Saturday, March 3, 2012

Susan Faludi, Backlash 2

For my write-up today on Susan Faludi's 1991 book, Backlash, I'll use as my starting-point something that Faludi says on page 17:

"The mental health data, chronicled in dozens of studies that have looked at marital differences in the last forty years, are consistent and overwhelming: The suicide rate of single men is twice as high as that of married men. Single men suffer from nearly twice as many severe neurotic symptoms and are far more susceptible to nervous breakdowns, depression, even nightmares. And despite the all-American image of the carefree single cowboy, in reality bachelors are far more likely to be morose, passive, and phobic than married men. When contrasted with single women, unwed men fared no better in mental health studies. Single men suffer from twice as many mental health impairments as single women; they are more depressed, more passive, more likely to experience nervous breakdowns and all the designated symptoms of psychological distress----from fainting to insomnia. In one study, one third of the single men scored high for severe neurotic symptoms; only 4 percent of the single women did."

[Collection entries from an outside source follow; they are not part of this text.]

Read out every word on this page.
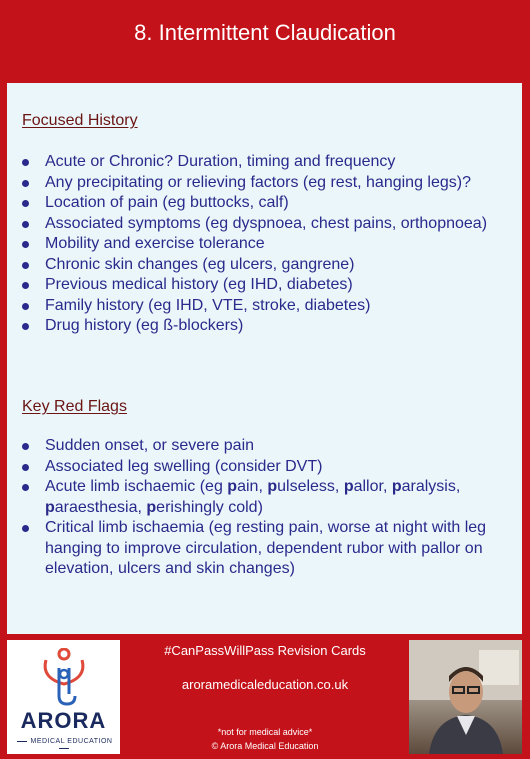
8. Intermittent Claudication
Focused History
Acute or Chronic? Duration, timing and frequency
Any precipitating or relieving factors (eg rest, hanging legs)?
Location of pain (eg buttocks, calf)
Associated symptoms (eg dyspnoea, chest pains, orthopnoea)
Mobility and exercise tolerance
Chronic skin changes (eg ulcers, gangrene)
Previous medical history (eg IHD, diabetes)
Family history (eg IHD, VTE, stroke, diabetes)
Drug history (eg ß-blockers)
Key Red Flags
Sudden onset, or severe pain
Associated leg swelling (consider DVT)
Acute limb ischaemic (eg pain, pulseless, pallor, paralysis, paraesthesia, perishingly cold)
Critical limb ischaemia (eg resting pain, worse at night with leg hanging to improve circulation, dependent rubor with pallor on elevation, ulcers and skin changes)
ARORA
MEDICAL EDUCATION
#CanPassWillPass Revision Cards
aroramedicaleducation.co.uk
*not for medical advice*
© Arora Medical Education
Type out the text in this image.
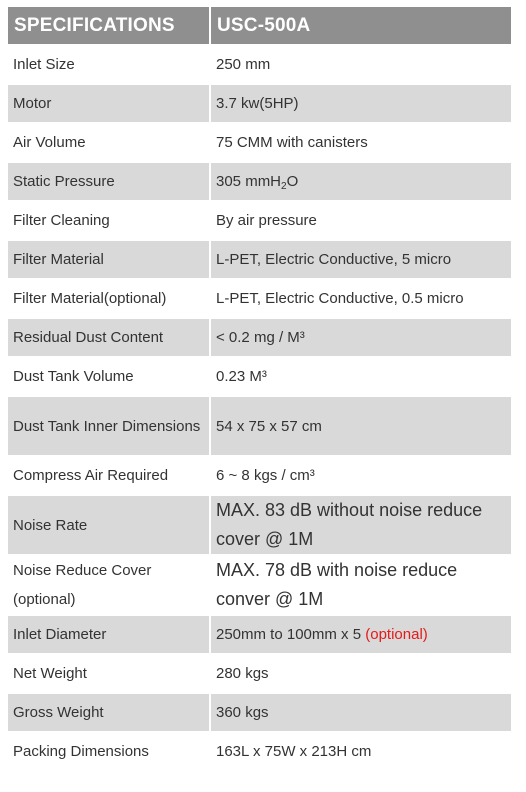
SPECIFICATIONS	USC-500A
Inlet Size	250 mm
Motor	3.7 kw(5HP)
Air Volume	75 CMM with canisters
Static Pressure	305 mmH$_2$O
Filter Cleaning	By air pressure
Filter Material	L-PET, Electric Conductive, 5 micro
Filter Material(optional)	L-PET, Electric Conductive, 0.5 micro
Residual Dust Content	< 0.2 mg / M³
Dust Tank Volume	0.23 M³
Dust Tank Inner Dimensions	54 x 75 x 57 cm
Compress Air Required	6 ~ 8 kgs / cm³
Noise Rate	MAX. 83 dB without noise reduce cover @ 1M
Noise Reduce Cover (optional)	MAX. 78 dB with noise reduce conver @ 1M
Inlet Diameter	250mm to 100mm x 5 (optional)
Net Weight	280 kgs
Gross Weight	360 kgs
Packing Dimensions	163L x 75W x 213H cm
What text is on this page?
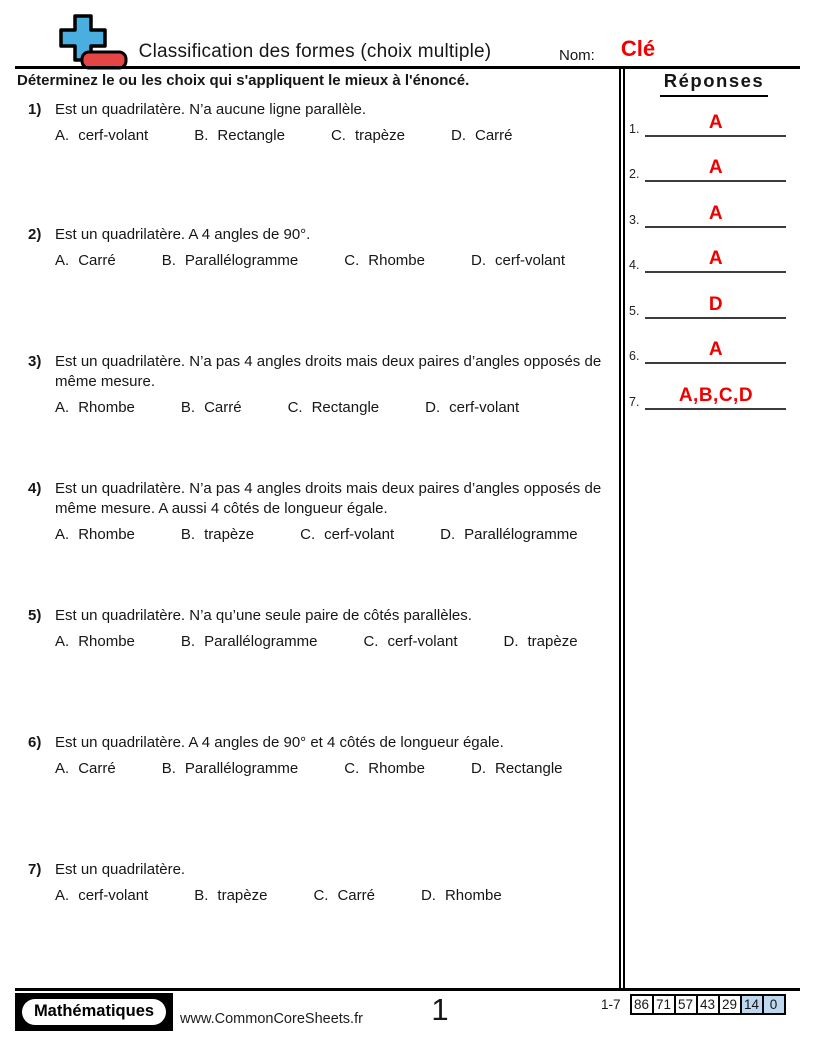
Classification des formes (choix multiple)	Nom:	Clé
Déterminez le ou les choix qui s'appliquent le mieux à l'énoncé.	Réponses
1.	A
2.	A
3.	A
4.	A
5.	D
6.	A
7.	A,B,C,D
1) Est un quadrilatère. N’a aucune ligne parallèle.
A. cerf-volant	B. Rectangle	C. trapèze	D. Carré
2) Est un quadrilatère. A 4 angles de 90°.
A. Carré	B. Parallélogramme	C. Rhombe	D. cerf-volant
3) Est un quadrilatère. N’a pas 4 angles droits mais deux paires d’angles opposés de même mesure.
A. Rhombe	B. Carré	C. Rectangle	D. cerf-volant
4) Est un quadrilatère. N’a pas 4 angles droits mais deux paires d’angles opposés de même mesure. A aussi 4 côtés de longueur égale.
A. Rhombe	B. trapèze	C. cerf-volant	D. Parallélogramme
5) Est un quadrilatère. N’a qu’une seule paire de côtés parallèles.
A. Rhombe	B. Parallélogramme	C. cerf-volant	D. trapèze
6) Est un quadrilatère. A 4 angles de 90° et 4 côtés de longueur égale.
A. Carré	B. Parallélogramme	C. Rhombe	D. Rectangle
7) Est un quadrilatère.
A. cerf-volant	B. trapèze	C. Carré	D. Rhombe
Mathématiques	www.CommonCoreSheets.fr	1	1-7 86 71 57 43 29 14 0
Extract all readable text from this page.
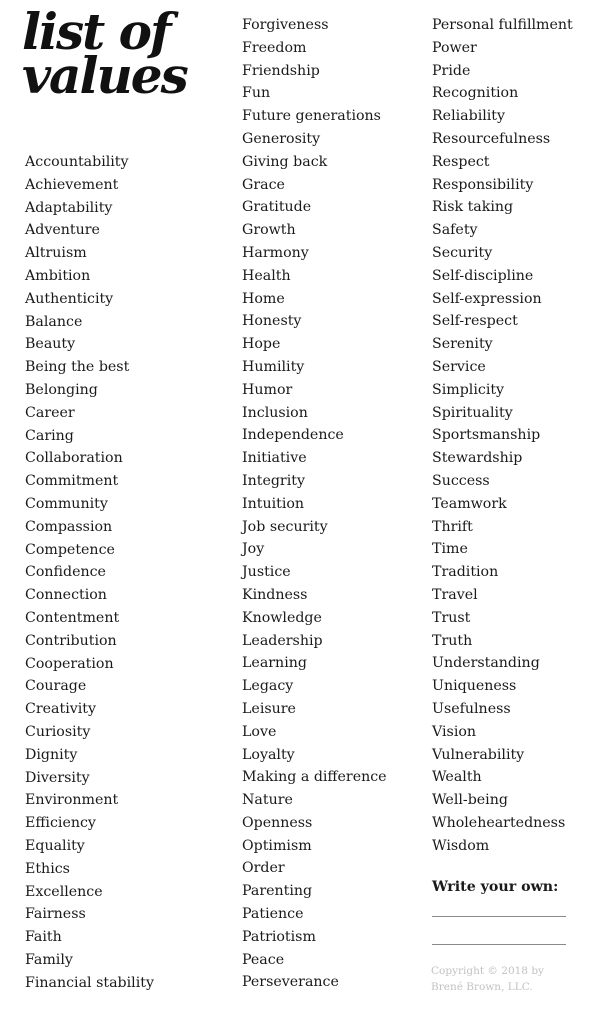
list of
values
Accountability
Achievement
Adaptability
Adventure
Altruism
Ambition
Authenticity
Balance
Beauty
Being the best
Belonging
Career
Caring
Collaboration
Commitment
Community
Compassion
Competence
Confidence
Connection
Contentment
Contribution
Cooperation
Courage
Creativity
Curiosity
Dignity
Diversity
Environment
Efficiency
Equality
Ethics
Excellence
Fairness
Faith
Family
Financial stability
Forgiveness
Freedom
Friendship
Fun
Future generations
Generosity
Giving back
Grace
Gratitude
Growth
Harmony
Health
Home
Honesty
Hope
Humility
Humor
Inclusion
Independence
Initiative
Integrity
Intuition
Job security
Joy
Justice
Kindness
Knowledge
Leadership
Learning
Legacy
Leisure
Love
Loyalty
Making a difference
Nature
Openness
Optimism
Order
Parenting
Patience
Patriotism
Peace
Perseverance
Personal fulfillment
Power
Pride
Recognition
Reliability
Resourcefulness
Respect
Responsibility
Risk taking
Safety
Security
Self-discipline
Self-expression
Self-respect
Serenity
Service
Simplicity
Spirituality
Sportsmanship
Stewardship
Success
Teamwork
Thrift
Time
Tradition
Travel
Trust
Truth
Understanding
Uniqueness
Usefulness
Vision
Vulnerability
Wealth
Well-being
Wholeheartedness
Wisdom
Write your own:
Copyright © 2018 by
Brené Brown, LLC.
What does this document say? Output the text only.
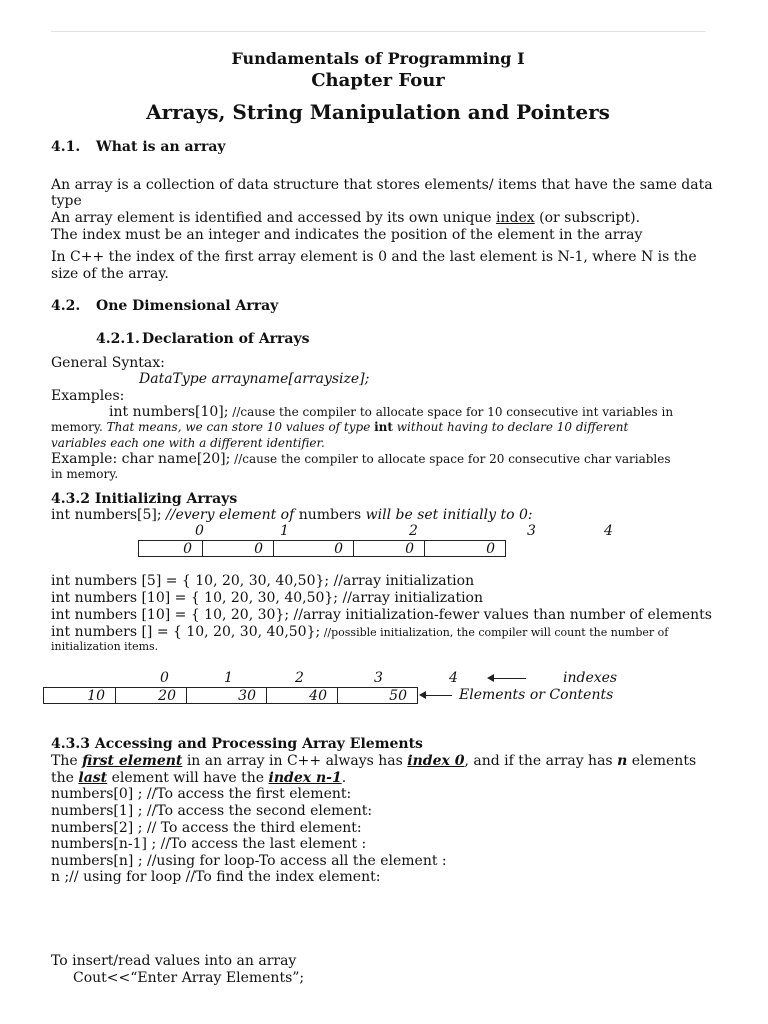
Fundamentals of Programming I
Chapter Four
Arrays, String Manipulation and Pointers
4.1. What is an array
An array is a collection of data structure that stores elements/ items that have the same data
type
An array element is identified and accessed by its own unique index (or subscript).
The index must be an integer and indicates the position of the element in the array
In C++ the index of the first array element is 0 and the last element is N-1, where N is the
size of the array.
4.2. One Dimensional Array
4.2.1. Declaration of Arrays
General Syntax:
DataType arrayname[arraysize];
Examples:
int numbers[10]; //cause the compiler to allocate space for 10 consecutive int variables in
memory. That means, we can store 10 values of type int without having to declare 10 different
variables each one with a different identifier.
Example: char name[20]; //cause the compiler to allocate space for 20 consecutive char variables
in memory.
4.3.2 Initializing Arrays
int numbers[5]; //every element of numbers will be set initially to 0:
0	1	2	3	4
0	0	0	0	0
int numbers [5] = { 10, 20, 30, 40,50}; //array initialization
int numbers [10] = { 10, 20, 30, 40,50}; //array initialization
int numbers [10] = { 10, 20, 30}; //array initialization-fewer values than number of elements
int numbers [] = { 10, 20, 30, 40,50}; //possible initialization, the compiler will count the number of
initialization items.
0	1	2	3	4	indexes
10	20	30	40	50	Elements or Contents
4.3.3 Accessing and Processing Array Elements
The first element in an array in C++ always has index 0, and if the array has n elements
the last element will have the index n-1.
numbers[0] ; //To access the first element:
numbers[1] ; //To access the second element:
numbers[2] ; // To access the third element:
numbers[n-1] ; //To access the last element :
numbers[n] ; //using for loop-To access all the element :
n ;// using for loop //To find the index element:
To insert/read values into an array
Cout<<“Enter Array Elements”;
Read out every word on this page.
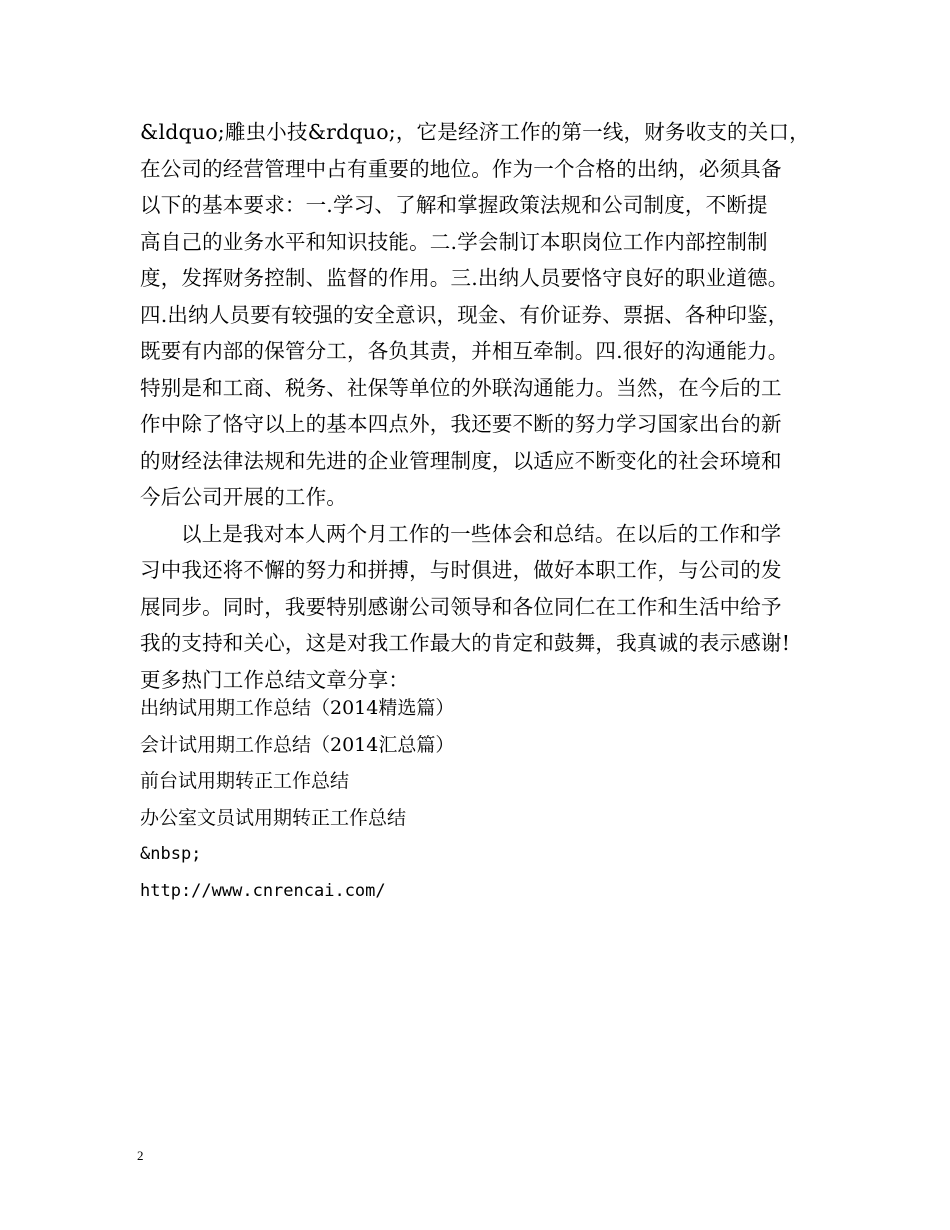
&ldquo;雕虫小技&rdquo;，它是经济工作的第一线，财务收支的关口，
在公司的经营管理中占有重要的地位。作为一个合格的出纳，必须具备
以下的基本要求：一.学习、了解和掌握政策法规和公司制度，不断提
高自己的业务水平和知识技能。二.学会制订本职岗位工作内部控制制
度，发挥财务控制、监督的作用。三.出纳人员要恪守良好的职业道德。
四.出纳人员要有较强的安全意识，现金、有价证券、票据、各种印鉴，
既要有内部的保管分工，各负其责，并相互牵制。四.很好的沟通能力。
特别是和工商、税务、社保等单位的外联沟通能力。当然，在今后的工
作中除了恪守以上的基本四点外，我还要不断的努力学习国家出台的新
的财经法律法规和先进的企业管理制度，以适应不断变化的社会环境和
今后公司开展的工作。
以上是我对本人两个月工作的一些体会和总结。在以后的工作和学
习中我还将不懈的努力和拼搏，与时俱进，做好本职工作，与公司的发
展同步。同时，我要特别感谢公司领导和各位同仁在工作和生活中给予
我的支持和关心，这是对我工作最大的肯定和鼓舞，我真诚的表示感谢!
更多热门工作总结文章分享：
出纳试用期工作总结（2014精选篇）
会计试用期工作总结（2014汇总篇）
前台试用期转正工作总结
办公室文员试用期转正工作总结
&nbsp;
http://www.cnrencai.com/
2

In my latest reading of this book, Faludi was attempting to refute a study by Harvard and Yale researchers that stated that there was a man shortage and that women's opportunities for marriage decreased as they grew older. According to Faludi, the problems with this study were that they assumed that women usually marry men who are two-three years older than them, and that it only included 60,000 households. Faludi cites a study by Jeanne Moorman of the U.S. Census Bureau, which looked at 13.4 million households and found that, while opportunities for marriage declined for women as they grew older, the percentages for the chances-at marriage-with-age were much higher than the Harvard-Yale study indicates, and that college-educated women at thirty were more likely to marry than their counterparts who only had a high-school diploma. Faludi also cites the Census Bureau's figures that there are 119 single men for every 100 single women.

The passage with which I opened this post fits into Faludi's argument because it shows that there is not a man-shortage: that there are many men who actually want to get married. Faludi talks about how matchmaking programs had much more men than women, and so women were offered huge discounts. But Faludi states that the Harvard-Yale study scared single women to get more interested in finding a husband, for it convinced them that their opportunities to marry would dramatically decline as they got older. The message that they got was that it's now or never!

Of interest to me was how the media and the Reagan Administration did not publicize or sought to suppress Moorman's findings. According to Faludi, Moorman was told by Reagan Administration officials not to talk publicly about her findings on marriage because they were too controversial, and to focus instead on a study of how poor single mothers abused the welfare system. For Faludi, a number of myths are being perpetuated, while voices that prove those myths wrong are ignored or kept secret.

The passage with which I opened this post stood out to me because I've wondered if I'd be happy being married. I like my independence, but I can also understand why many men want feminine admiration, companionship, and support. At first, I wondered if Faludi was being cold: Does she think that women should be neglecting marriage, when there are plenty of us depressed men who need them as our wives? Faludi's answer may be (and I'm guessing here) that there's plenty of time for that----that single women could someday desire marriage, and so men should wait.